Well, they cheer and clap for Oral Roberts and Jim Bakker, so I guess we can cheer our brethren. If we can borrow other denominational hoopla-clowns, parties, games and such like-then we ought to be able to clap for sermons. Would I dare to suggest modestly clad cheerleaders? Could we chant, “two, four, six, eight, who do we appreciate?” Would exciting cheers prime a preacher to soar to the alps of oratorical resplendence?
But what if the preacher blows it? I mean, what if he fans on his face? What if he misquotes his texts? What if he cites the wrong passages to sustain his points? What if he is dry, dull and boring? What if he really messes up? Since we can clap and applaud, can we also hiss and boo? If we can smile and laugh at a good sermon, can we jeer and sneer at a bad one? Can we heckle?

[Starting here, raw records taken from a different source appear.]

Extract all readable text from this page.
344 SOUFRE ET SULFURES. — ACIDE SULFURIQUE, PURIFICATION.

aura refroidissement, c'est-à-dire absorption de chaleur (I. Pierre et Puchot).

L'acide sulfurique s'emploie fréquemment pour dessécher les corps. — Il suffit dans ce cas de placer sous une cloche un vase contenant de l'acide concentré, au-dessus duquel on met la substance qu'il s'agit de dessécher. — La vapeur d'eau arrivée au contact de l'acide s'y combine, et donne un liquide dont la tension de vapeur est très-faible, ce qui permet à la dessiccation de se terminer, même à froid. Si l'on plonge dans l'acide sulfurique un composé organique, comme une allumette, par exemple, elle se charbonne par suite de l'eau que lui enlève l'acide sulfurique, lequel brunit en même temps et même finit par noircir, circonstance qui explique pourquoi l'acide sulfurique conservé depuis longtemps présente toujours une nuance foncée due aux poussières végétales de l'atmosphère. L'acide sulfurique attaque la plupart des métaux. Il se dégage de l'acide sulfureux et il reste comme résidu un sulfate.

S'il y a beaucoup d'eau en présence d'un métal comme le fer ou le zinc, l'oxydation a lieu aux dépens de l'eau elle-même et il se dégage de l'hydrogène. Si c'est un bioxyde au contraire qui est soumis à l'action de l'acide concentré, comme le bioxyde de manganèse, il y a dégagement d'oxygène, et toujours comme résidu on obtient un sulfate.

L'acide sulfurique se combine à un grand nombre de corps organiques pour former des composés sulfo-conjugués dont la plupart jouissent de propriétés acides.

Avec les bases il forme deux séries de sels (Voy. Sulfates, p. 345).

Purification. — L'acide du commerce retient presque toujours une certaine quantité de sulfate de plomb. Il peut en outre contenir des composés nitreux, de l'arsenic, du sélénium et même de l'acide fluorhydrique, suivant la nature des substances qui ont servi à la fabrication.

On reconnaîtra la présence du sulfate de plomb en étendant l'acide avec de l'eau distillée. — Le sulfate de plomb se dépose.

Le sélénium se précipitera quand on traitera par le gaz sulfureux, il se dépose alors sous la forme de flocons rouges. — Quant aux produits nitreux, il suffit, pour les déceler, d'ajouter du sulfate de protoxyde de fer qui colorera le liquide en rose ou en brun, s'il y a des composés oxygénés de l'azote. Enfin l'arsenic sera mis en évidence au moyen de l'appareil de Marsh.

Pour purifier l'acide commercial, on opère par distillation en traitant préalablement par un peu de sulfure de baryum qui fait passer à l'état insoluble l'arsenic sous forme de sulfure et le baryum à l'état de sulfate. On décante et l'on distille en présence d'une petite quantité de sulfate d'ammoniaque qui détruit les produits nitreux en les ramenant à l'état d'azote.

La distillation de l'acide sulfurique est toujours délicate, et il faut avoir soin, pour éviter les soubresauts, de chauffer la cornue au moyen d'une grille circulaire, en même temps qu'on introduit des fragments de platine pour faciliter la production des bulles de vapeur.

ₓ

And 1, brethren, when I came to you, came not with excellency of speech or of wisdom, declaring unto you the testimony of God. For I determined not to know anything among you, save Jesus Christ, and him crucified. And I was with you in weakness, and in fear, and in much trembling. And my speech and my preaching was not with enticing words of man’s wisdom, but in demonstration of the Spirit and of power: that your faith should not stand in the wisdom of men, but in the power of God (1 Cor. 2:1-5).
“But speak thou the things which become sound doctrine . . . . In all things showing thyself a pattern of good works: in doctrine showing uncorruptness, gravity, sincerity” (Tit. 2:1,7). “For though I preach the gospel, I have nothing to glory of” (1 Cor. 9:16). “But as we were allowed of God to be put in trust with the gospel, even so we speak; not as pleasing men, but God which trieth our hearts . . . . Not of men sought we glory, neither of you” (1 Thess. 2:4,6). “For do I now persuade men, or God? Or do I seek to please men? For if I yet pleased men, I should not be the servant of Christ” (Gal. 1:10).
Could we now have a nice round of applause for the verses above?